Flask极限挑战——开发出全文搜索引擎

   今天学习过程中写了一个flask搜索引擎包括爬虫和搜索页面。功能有全文搜索,分页,爬虫等等。

只需安装flask和jieba即可:

pip install flask jieba

图片

图片

搜索引擎后端:

from flask import Flask, render_template, request, session, jsonify
import sqlite3
import jieba
import math
import string
import re

app = Flask(__name__)
DATABASE = 'data.db'


def create_database():
    conn = sqlite3.connect(DATABASE)
    c = conn.cursor()
    c.execute('''CREATE VIRTUAL TABLE IF NOT EXISTS contents USING fts5(
        title, url , favicon , description , content , keywords , date,img )''')
    conn.commit()
    conn.close()


def tokenize(title):
    words = [word for word in jieba.cut(title) if word not in string.punctuation]  # 分词并去掉标点符号
    keywords = [word for word in words if len(word) > 1]  # 去掉单个字
    keywords = list(set(keywords))  # 去重
    keywords.sort(key=words.index)  # 按在title中出现的顺序排序
    keyword_str = ' '.join(keywords)  # 将关键词列表转换为以空格分隔的字符串
    keyword_str = ''.join(filter(lambda x: x not in string.punctuation, keyword_str))  # 去掉字符串中的标点符号
    return keyword_str


def search_contents(query, offset, per_page):
    conn = sqlite3.connect(DATABASE)
    conn.row_factory = sqlite3.Row
    c = conn.cursor()
    c.execute("SELECT COUNT(*) FROM contents WHERE keywords MATCH :query",
              {'query': query})
    total_results = c.fetchone()[0]  # 获取搜索结果总数
    total_pages = calculate_total_pages(total_results, per_page)  # 计算总页数
    if offset >= total_results:
        offset = (total_pages - 1) * per_page
    c.execute("SELECT title, url, favicon, description, keywords, date FROM contents WHERE keywords MATCH :query LIMIT :per_page OFFSET :offset",
              {'query': query, 'per_page': per_page, 'offset': offset})
    rows = c.fetchall()
    conn.close()
    return {'results': [dict(row) for row in rows],
            'total_results': total_results,
            'total_pages': total_pages}


def calculate_total_pages(total_results, per_page):
    return math.ceil(total_results / per_page)


@app.before_request
def session_online():
    session_id = request.cookies.get('session_id')
    online = session.get('Online', 0)
    if session_id is not None:
        online += 1
    session['Online'] = online


@app.route('/get_suggestions')
def get_suggestions():
    query = request.args.get('q')

    conn = sqlite3.connect(DATABASE)
    c = conn.cursor()

    # 在contents表中查询包含输入关键词的title列,最多返回5个结果
    c.execute("SELECT title FROM contents WHERE title LIKE ? LIMIT 5", ('%' + query + '%',))
    suggestions = [row[0] for row in c.fetchall()]

    conn.close()

    return jsonify(suggestions=suggestions)

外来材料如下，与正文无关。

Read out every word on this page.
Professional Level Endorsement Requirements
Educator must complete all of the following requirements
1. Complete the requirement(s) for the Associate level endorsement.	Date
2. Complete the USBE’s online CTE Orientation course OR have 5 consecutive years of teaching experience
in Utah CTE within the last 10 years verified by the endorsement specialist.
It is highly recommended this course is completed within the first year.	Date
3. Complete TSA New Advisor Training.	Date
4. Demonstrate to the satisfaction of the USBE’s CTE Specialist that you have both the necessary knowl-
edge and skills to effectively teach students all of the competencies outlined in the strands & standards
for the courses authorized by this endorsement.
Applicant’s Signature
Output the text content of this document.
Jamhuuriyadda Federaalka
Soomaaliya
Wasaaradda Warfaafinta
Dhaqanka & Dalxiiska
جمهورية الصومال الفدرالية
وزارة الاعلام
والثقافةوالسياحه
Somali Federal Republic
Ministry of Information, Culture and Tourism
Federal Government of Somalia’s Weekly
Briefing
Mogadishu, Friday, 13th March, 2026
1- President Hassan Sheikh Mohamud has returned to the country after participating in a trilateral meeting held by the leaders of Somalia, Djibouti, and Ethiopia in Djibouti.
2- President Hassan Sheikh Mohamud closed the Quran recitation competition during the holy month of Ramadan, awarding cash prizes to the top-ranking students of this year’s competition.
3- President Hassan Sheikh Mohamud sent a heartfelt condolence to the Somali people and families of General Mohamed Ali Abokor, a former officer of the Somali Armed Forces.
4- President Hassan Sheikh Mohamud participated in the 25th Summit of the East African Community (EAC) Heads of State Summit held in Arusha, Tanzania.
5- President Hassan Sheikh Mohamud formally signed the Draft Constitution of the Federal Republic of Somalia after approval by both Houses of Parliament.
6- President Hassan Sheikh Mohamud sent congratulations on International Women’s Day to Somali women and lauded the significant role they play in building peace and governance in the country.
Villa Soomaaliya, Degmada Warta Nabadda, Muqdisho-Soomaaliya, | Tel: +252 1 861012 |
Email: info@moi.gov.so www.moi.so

@app.route('/', methods=['GET'])
def index():
    # 处理搜索请求
    query = request.args.get('q', '')  # 获取查询关键词,默认为空字符串
    page = request.args.get('page', '1')  # 获取当前页数,默认为第1页
    per_page = 10  # 每页显示的结果数量
    offset = (int(page) - 1) * per_page  # 计算偏移量
    online = session.get('Online', 0)
    if query:
        # 搜索网页内容
        content_result = search_contents(tokenize(query), offset, per_page)

        return render_template('index.html',
                               query=query,
                               content_result=content_result['results'],
                               total_results=content_result['total_results'],  # 显示搜索结果总数
                               total_pages=content_result['total_pages'],
                               current_page=int(page),
                               online=online)
    else:
        return render_template('index.html',
                               online=online)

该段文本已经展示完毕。